Comitato Italiano Associazioni Parkinson

Blocco delle esportazioni : richiesto anche per il Neupro®

Da alcuni anni i malati di patologie croniche devono affrontare problemi di indisponibilità e carenza dei farmaci (anche salvavita) causati dalle esportazioni verso mercati stranieri. Sotto accusa è il mercato parallelo, considerato il principale responsabile della scarsità di medicinali in circolazione: cioè la possibilità legale per grossisti, grandi farmacie e a volte perfino ospedali di rivendere in altri Paesi dell’Unione europea, dove pagano di più, i farmaci destinati a noi. La convenienza, per gli esportatori paralleli, è data dal prezzo stabilito dagli accordi tra Aifa e le case farmaceutiche sulle medicine rimborsabili: prezzo che per Italia, Spagna e Grecia, tutti Paesi afflitti da carenze periodiche, è tra i più bassi in Europa. Per anni le Associazioni hanno segnalato questa distorsione ma ci è sempre stato risposto che le regole del libero mercato non consentivano di obbligare gli operatori facenti parte della filiera distributiva a salvaguardare almeno le quantità necessarie al mercato interno e, solo in seconda battuta, eventualmente destinare i quantitativi eccedenti al mercato estero.

Mercato dei farmaci in Italia

Alla luce del grande riscontro mediatico, che abbiamo contribuito anche noi a sollevare, il Ministro Grillo, coinvolta direttamente dall’appello della Lucianina nazionale aveva inizialmente affermato che il problema era già risolto (leggi articolo del 13/5).

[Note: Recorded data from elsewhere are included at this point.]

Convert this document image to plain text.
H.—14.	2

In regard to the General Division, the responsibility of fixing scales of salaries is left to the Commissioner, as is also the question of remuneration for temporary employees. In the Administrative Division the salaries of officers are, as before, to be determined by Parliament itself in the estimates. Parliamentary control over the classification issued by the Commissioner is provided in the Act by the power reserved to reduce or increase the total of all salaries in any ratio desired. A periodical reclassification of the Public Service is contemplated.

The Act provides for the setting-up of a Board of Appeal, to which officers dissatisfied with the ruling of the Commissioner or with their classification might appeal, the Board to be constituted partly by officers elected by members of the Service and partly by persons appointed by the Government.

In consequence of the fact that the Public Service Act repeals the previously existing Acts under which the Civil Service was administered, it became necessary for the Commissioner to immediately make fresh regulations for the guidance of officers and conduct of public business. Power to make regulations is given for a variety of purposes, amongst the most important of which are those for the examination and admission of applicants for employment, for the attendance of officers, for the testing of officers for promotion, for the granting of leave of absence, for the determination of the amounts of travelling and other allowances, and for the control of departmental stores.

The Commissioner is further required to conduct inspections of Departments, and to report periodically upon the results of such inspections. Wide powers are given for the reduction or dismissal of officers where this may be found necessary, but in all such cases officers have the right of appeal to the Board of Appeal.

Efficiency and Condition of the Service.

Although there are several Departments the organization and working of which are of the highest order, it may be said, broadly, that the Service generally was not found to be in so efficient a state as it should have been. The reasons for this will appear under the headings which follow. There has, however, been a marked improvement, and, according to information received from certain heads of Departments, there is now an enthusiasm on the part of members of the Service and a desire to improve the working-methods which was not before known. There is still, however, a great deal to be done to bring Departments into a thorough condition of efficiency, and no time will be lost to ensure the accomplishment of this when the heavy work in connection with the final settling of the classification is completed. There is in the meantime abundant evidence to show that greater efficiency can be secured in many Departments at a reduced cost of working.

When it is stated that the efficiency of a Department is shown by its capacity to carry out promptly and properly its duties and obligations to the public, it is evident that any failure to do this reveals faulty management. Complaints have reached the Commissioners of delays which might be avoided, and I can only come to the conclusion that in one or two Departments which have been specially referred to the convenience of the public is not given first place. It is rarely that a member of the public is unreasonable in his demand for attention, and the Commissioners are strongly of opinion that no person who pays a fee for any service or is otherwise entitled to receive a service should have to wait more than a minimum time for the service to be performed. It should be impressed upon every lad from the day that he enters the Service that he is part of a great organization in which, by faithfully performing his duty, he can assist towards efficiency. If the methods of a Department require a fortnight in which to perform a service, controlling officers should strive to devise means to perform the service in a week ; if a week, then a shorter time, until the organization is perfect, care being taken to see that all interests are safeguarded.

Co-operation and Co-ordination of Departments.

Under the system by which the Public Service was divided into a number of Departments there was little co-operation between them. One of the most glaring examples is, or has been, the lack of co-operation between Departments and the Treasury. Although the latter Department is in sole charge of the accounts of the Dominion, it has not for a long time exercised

Il 17/5 l’AIFA coglie l’opportunità offerta dal Decreto Calabria. Il quadro normativo è quello del disegno di legge recante “Conversione in legge, con modificazioni, del decreto-legge 30 aprile 2019, n. 35, che include misure emergenziali per il servizio sanitario della Regione Calabria e altre misure urgenti in materia sanitaria” (AC 1816-A).  Il testo prevede le disposizioni in materia di carenza di medicinali, in particolare, quella in base alla quale l’AIFA, dandone previa notizia al Ministero della salute, pubblichi un provvedimento di blocco temporaneo delle esportazioni di farmaci se necessario per prevenire o limitare stati di carenza o indisponibilità. Con la determina 17 maggio 2019, con riferimento alle confezioni del farmaco Sinemet l’Aifa ha disposto il primo blocco delle esportazioni di farmaci della storia in Italia.

In data 30/5 il Ministro Grillo annuncia che il Sinemet è tornato disponibile (II servizio su Striscia).

Ricordiamo che i passati tentativi di limitare le esportazioni sono stati bloccati proprio dall’Unione europea che nel 2003, con questa comunicazione della Commissione di Bruxelles dichiarava : «L’importazione parallela di medicinali è una legittima forma di scambio in seno al mercato interno, fondata sull’articolo 28 del Trattato sul funzionamento dell’Ue (libera circolazione delle merci) e soggetta a deroghe relative alla tutela della salute e della vita…». In particolare Polonia, Romania e Slovacchia, quando hanno tentato di limitare l’esportazione parallela di farmaci dai loro magazzini, sono state denunciate proprio da Bruxelles. Le procedure di infrazione sono state archiviate il 17 maggio scorso, finalmente con un nuovo approccio: «La Commissione riconosce che il commercio parallelo dei medicinali può essere uno dei motivi per cui si verificano carenze di una serie di medicinali per uso umano. Conciliare il rispetto della libera circolazione delle merci con il diritto dei pazienti di accedere all’assistenza sanitaria è un compito particolarmente delicato. Dopo un’attenta valutazione, la Commissione ha riconosciuto la necessità di esaminare altre vie diverse dalle procedure di infrazione…».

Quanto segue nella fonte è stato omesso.